Rick Guzman is The Neighbor Project’s Executive Director, and so important was his talk during The Neighbor Project’s 2020 virtual gala that I have posted a VIDEO of it below all by itself for anyone who did not watch the whole 45-minute gala (which you can still watch HERE), or even the 19-minute Gala Highlights I recently did for this site.
His talk highlighted The Neighbor Project’s impressive growth since early 2018, when Emmanuel House merged with The Joseph Corporation to create The Neighbor Project, and casted a vision for its expanding service to financially vulnerable families and individuals for the rest of 2020, then 2021 and beyond.
He casted this vision in the larger context of loving our neighbors enough to invest in them, saying, “We have to believe in our neighbors enough to invest in them, invest in others the way we would want to be invested in…[so] we can keep working to break down the barriers to home ownership, which are the single largest driver of this nation’s wealth gap.” That wealth gap is unbelievably enormous (see my article “Graphic Inequality”) and even larger is the Racial Wealth Gap.
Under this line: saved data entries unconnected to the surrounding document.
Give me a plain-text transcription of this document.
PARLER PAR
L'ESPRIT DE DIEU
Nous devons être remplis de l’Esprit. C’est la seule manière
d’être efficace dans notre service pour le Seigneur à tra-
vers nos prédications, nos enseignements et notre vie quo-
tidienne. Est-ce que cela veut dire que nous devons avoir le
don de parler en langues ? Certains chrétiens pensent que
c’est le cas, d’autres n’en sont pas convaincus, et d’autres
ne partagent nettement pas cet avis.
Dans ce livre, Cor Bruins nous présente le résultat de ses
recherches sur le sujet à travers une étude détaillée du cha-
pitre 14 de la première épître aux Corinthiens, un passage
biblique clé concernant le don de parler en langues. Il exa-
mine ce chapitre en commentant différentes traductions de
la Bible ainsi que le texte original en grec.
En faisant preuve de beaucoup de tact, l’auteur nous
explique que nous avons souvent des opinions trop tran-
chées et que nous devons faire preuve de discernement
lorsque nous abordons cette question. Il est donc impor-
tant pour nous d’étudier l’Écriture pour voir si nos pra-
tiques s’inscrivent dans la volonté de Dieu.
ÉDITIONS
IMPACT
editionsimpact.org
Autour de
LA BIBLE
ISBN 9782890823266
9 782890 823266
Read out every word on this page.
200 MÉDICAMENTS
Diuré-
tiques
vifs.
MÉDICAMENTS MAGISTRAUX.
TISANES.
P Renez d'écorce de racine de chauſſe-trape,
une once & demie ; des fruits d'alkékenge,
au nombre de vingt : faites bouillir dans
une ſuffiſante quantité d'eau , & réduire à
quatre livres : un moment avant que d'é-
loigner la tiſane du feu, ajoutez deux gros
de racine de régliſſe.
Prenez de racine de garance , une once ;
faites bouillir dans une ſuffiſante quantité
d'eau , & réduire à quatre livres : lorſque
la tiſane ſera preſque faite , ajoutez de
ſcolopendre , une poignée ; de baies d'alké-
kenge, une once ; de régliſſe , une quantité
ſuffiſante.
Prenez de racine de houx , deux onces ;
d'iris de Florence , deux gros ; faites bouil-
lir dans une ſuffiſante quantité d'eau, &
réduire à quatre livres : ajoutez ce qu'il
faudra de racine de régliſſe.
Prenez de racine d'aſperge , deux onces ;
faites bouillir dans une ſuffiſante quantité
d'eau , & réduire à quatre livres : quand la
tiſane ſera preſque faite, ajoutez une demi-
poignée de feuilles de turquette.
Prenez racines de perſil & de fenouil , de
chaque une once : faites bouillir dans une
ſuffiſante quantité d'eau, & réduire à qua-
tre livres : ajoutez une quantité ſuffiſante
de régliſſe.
He set all this in the largest context of all by quoting from Martin Luther King, Jr.’s famous “Letter from a Birmingham Jail.” “Injustice anywhere is a threat to justice everywhere,” King wrote. “We are all caught in an inescapable network of mutuality, tied in a single garment of destiny. Whatever affects one directly affects all indirectly.”
This talk is an example of what we need more of in this time of protest and soul-searching. It ties practical action into a deep vision of our mutuality, and vice versa: it ties that deep vision to practical steps that make that vision a reality in our everyday lives. And more, it’s also a question of Who Leads?—a question playing out in the protests and other anti-racists actions across our nation today. Writing in 1970, Robert Greenleaf, who started the field of Servant Leadership, said, “…the next 30 years will be marked as the period when the dark skinned and…the alienated of the world assert their claims…” and were not “led by a privileged elite…It may be that the best that some of today’s privileged can do is to stand aside and serve by helping when asked and as instructed.” Guzman expresses his belief that, “If we enlist and empower and engage financially vulnerable populations with opportunities…these otherwise vulnerable populations can quickly become contributing members and leaders for our communities.” That’s an expanded version of a core belief he’s expressed many times: “Every person has a God-given ability to contribute.”